Modernism in Miniature

Revolutionary manifestoes, huge canvases and heroic proclamations have set a standard for monumental works of modern art. Yet, many modernists engaged quite a different impulse. Modernism in Miniature features works by artists who have employed the miniature—with its reduction of scale and emphasis on detail—as a witting challenge to the equivalence between ambition and immensity.

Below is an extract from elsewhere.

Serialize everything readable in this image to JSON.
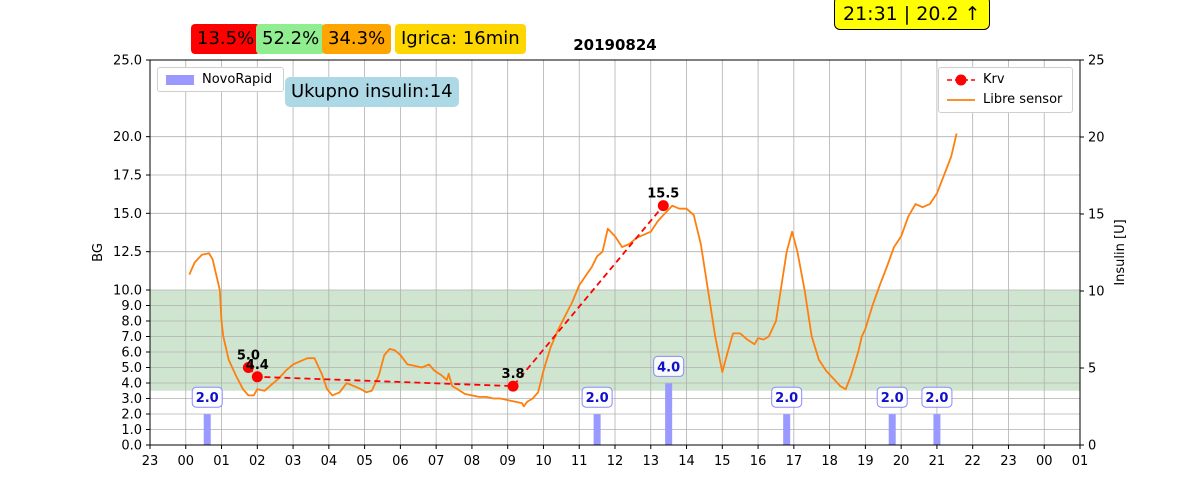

Spanning German Expressionism to American Pop art, this exhibition explores the critical and affective potential of small works of art. Diminutive prints and wooden toys by Lyonel Feininger, Paul Klee and Alexei Jawlensky invite physical and emotional proximity as viewers come close to appreciate their dramatized detail. Small boxes by Joseph Cornell and Kurt Schwitters probe the relationship between miniaturized spaces and the urge to collect and display, enclose and possess.

Marcel Duchamp positions the miniature as a tool of critique in his portable “mini-museum.” His Boite-En-Valise combines small-scale reproductions of his early paintings and found objects in a playful gesture that rejects conventional structures of value and ownership. John Chamberlain and Claes Oldenburg similarly use reduction to reference their own artistic practices in works that compress the gestural vigor of their gargantuan sculptures. Viewers familiar with the larger works experience a sense of surprise and delight at these tiny forms.

Together, this little collection—presented in the Museum’s most intimate gallery—reveals a counter-history of 20th-century art. Against the demands imposed by increasing monumentality, this is a tradition of whimsy, play and intimacy at the heart of modernism.